Era uma daquelas perguntas que não se precisa pensar para responder. Sim ou não bastaria, mas a resposta simples se tornara uma sopa de troféus macabros no meu cérebro. Dizer que eu odiava meu pai seria um exagero, mas ao menos o sentimento estaria lá.

Não, eu não odiava papai. Eu não sentia absolutamente merda alguma por papai. Por quê? Não faço a mínima ideia. Mas esse buraco emocional é um dos vazios que só uma super droga pode preencher, ainda que temporariamente.

Talvez seja por isso que deixei aquele leão devorá-lo naquela savana africana. O vazio, porém... Ora, não se pode matar o nada.

- Qual é a do Olek, afinal? – mudei de assunto. – Me sinto um tagarela perto dele.

- Isso é porque você fala duas palavras enquanto ele fala zero. – ela riu, me cutucando a bochecha. – Vocês combinam.

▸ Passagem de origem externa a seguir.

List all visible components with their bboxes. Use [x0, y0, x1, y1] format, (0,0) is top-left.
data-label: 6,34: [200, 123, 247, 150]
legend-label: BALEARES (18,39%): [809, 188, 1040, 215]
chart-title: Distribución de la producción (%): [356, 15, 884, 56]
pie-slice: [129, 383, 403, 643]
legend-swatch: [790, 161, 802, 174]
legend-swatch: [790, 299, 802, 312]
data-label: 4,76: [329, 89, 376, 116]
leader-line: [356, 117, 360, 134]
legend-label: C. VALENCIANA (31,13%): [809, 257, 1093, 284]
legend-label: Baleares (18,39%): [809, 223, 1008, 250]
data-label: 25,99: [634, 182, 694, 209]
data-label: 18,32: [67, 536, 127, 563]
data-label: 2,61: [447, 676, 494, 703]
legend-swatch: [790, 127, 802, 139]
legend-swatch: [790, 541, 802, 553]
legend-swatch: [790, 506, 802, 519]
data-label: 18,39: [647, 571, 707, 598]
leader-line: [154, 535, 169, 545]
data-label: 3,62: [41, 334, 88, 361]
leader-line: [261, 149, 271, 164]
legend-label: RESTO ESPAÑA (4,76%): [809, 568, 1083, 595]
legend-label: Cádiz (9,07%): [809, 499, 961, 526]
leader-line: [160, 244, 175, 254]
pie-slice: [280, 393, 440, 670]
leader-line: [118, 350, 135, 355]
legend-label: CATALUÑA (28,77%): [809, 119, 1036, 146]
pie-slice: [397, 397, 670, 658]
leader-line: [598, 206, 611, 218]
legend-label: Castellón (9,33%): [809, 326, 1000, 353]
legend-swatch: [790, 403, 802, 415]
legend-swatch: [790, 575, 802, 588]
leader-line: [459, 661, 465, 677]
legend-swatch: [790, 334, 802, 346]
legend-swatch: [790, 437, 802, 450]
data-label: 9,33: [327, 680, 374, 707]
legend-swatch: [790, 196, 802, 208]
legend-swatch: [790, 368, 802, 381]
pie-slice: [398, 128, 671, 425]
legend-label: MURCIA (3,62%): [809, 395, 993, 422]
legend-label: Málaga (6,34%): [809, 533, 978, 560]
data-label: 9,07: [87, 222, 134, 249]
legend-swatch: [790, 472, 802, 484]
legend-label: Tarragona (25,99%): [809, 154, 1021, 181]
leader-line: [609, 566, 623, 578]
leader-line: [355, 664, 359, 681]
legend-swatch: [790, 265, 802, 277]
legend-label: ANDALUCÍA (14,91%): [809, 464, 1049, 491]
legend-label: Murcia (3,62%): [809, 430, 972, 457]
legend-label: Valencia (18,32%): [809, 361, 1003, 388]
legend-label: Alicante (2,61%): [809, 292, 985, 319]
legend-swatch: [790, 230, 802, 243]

- Acho que ele nem sabe meu nome, Lyn. Enterramos quinze pessoas mortas lá fora, juntos, e as únicas palavras a saírem da boca dele foram uma ou duas homenagens quaisquer.

- Hmmm. Exato, vocês enterraram quinze corpos, Giom. Juntos. Não é uma amizade qualquer aquela que é selada dessa maneira.

- Batizada pelos mortos. – brinquei. Halyna deu um sorriso com os olhos enquanto, imaginei, procurava um modo de transformar minhas palavras em algo mais profundo do que realmente era.

- São irmãos de guerra, agora. – ela disse.

- Eu não acho que somos sequer amigos...

- Giom, pensa rápido! – Mykhail me interrompeu ao apontar a cabeça pela porta da cozinha e arremessar uma bombinha inaladora em minha direção.

A peguei, observei o pequeno tubo e chacoalhei.

- Vazia, velho maldito. – eu disse.

- Opa! Espere. – disse Mykhail, e desapareceu novamente pela porta. Voltou poucos segundos depois carregando três caixas empilhadas e as depositou aos meus pés. – E agora, o que acha?

Olhei para ele com a expressão de desconfiança que pessoas como Mykhail mereciam. Abri a primeira caixa. Halyna assoviou e minhas sobrancelhas subiram automaticamente. Abri a segunda e sorri. Na terceira, Mykhail, figura paterna ou não, era meu melhor amigo.